Alright Welly Wankers, listen up. Yep, I’m talking to you, Mr Clapham Junction with your Ray-Bans and Northface gillet ensemble – but not you Mr Farmer who with your justified, practical reasons for wellying up.
I've noticed it’s been bucketing it down lately, which has been a bugger, but the rain seems to have bought with it a far more offensive influx of idiots who seem to think wellington boots are suitable inner city footwear.
London, or any other city blessed with the luxury of pavements, rarely falls victim to muddy bogs or flooding worthy of footwear that protects you from knee to toe, so I really can’t help but ask: what the hell are you thinking?
Whilst I’m delighted that you’ve finally realised flip-flops are not suitable for all twelve months of the year (or with smart trousers for that matter…), you appear to have ventured too far along the footwear spectrum and ended up looking like you’re en route to an abattoir.
You should have stopped somewhere around the boot/trainer region, but instead I see you’ve been brain damaged by our soggy start to Summer and now you’re sat inside a pub in Central London on a Thursday night looking like a twat, sweating your tits off while it drizzles outside.
Sitting on the Northern Line is uncomfortable enough without your shins melting behind thick rubber.
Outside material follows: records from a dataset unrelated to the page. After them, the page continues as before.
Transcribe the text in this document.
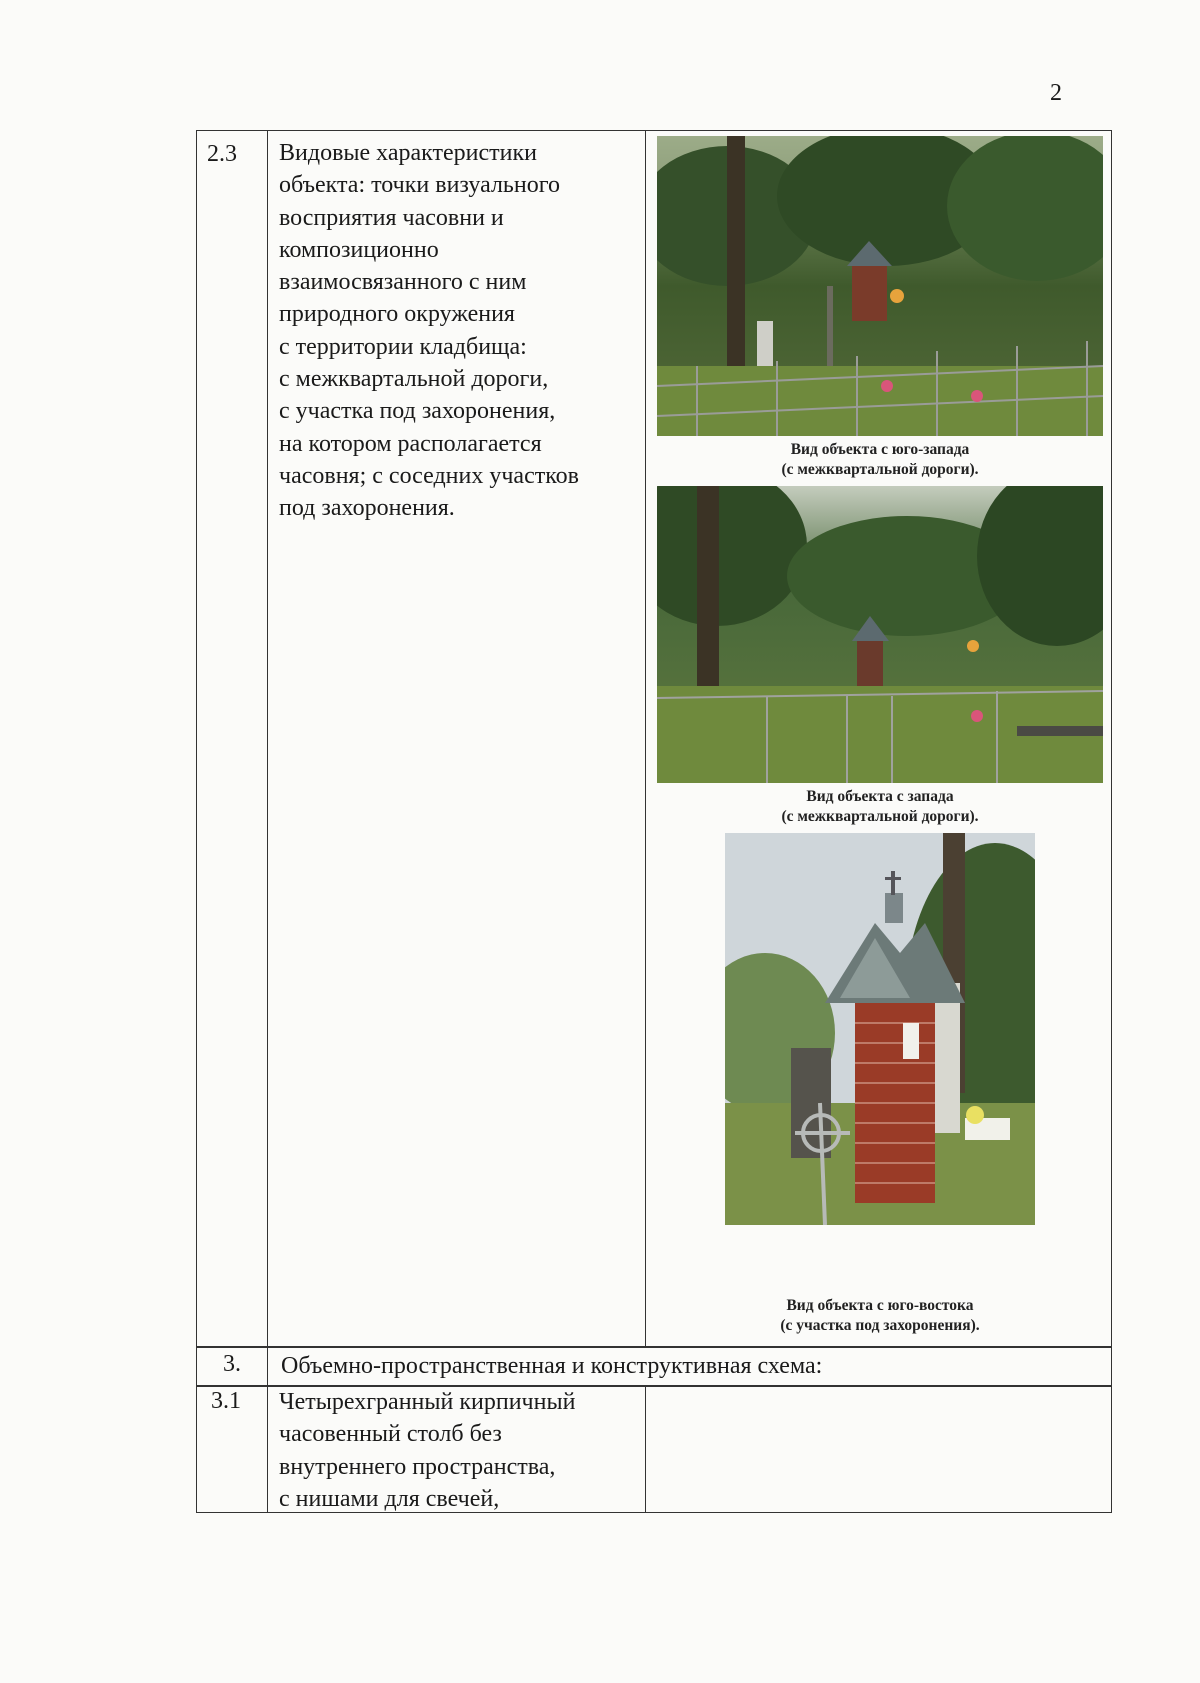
2
2.3 Видовые характеристики
объекта: точки визуального
восприятия часовни и
композиционно
взаимосвязанного с ним
природного окружения
с территории кладбища:
с межквартальной дороги,
с участка под захоронения,
на котором располагается
часовня; с соседних участков
под захоронения.
Вид объекта с юго-запада
(с межквартальной дороги).
Вид объекта с запада
(с межквартальной дороги).
Вид объекта с юго-востока
(с участка под захоронения).
3. Объемно-пространственная и конструктивная схема:
3.1 Четырехгранный кирпичный
часовенный столб без
внутреннего пространства,
с нишами для свечей,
Of course, thanks to our fantastically swampy British music festivals and Topshop cashing in by churning them out in every whimsical print imaginable (puppies printed on rubber, anyone? No? How about dolly mixtures? WHY?!) wellies have become an ironic summer essential – but this rule only applies when you are pissed and dancing IN A FIELD.
We all resort to wellies upon waking up in a tent after too many cloudy ciders and shoving anything on your feet to get you to the nearest portaloo, but on a weeknight chances are you woke up sober in your home and decided through free will to do this to yourself.
Now you’re at work you had better prepare yourself for the moment you’re called into the Directors office as they suspect you are either high on hallucinogenics or trying to impersonate Ben Fogle. Admitting to either will lead to your immediate dismissal so you’re going to have to list your rational reasons for wearing wellingtons, which you’ll struggle with BECAUSE THERE AREN’T ANY.
And what are you going to do when you need to commute home, eh? Sitting on the Northern Line is uncomfortable enough without your shins melting behind thick rubber.
But you’ve done it now and the welly commitment lasts all day long. You might be able to hide the sight of them but you’ll never mask that unmistakable rubbery stench. Not to mention the lingering odour of puke which hasn’t vacated your wellingtons since your best friend vommed in one at Glastonbury last year.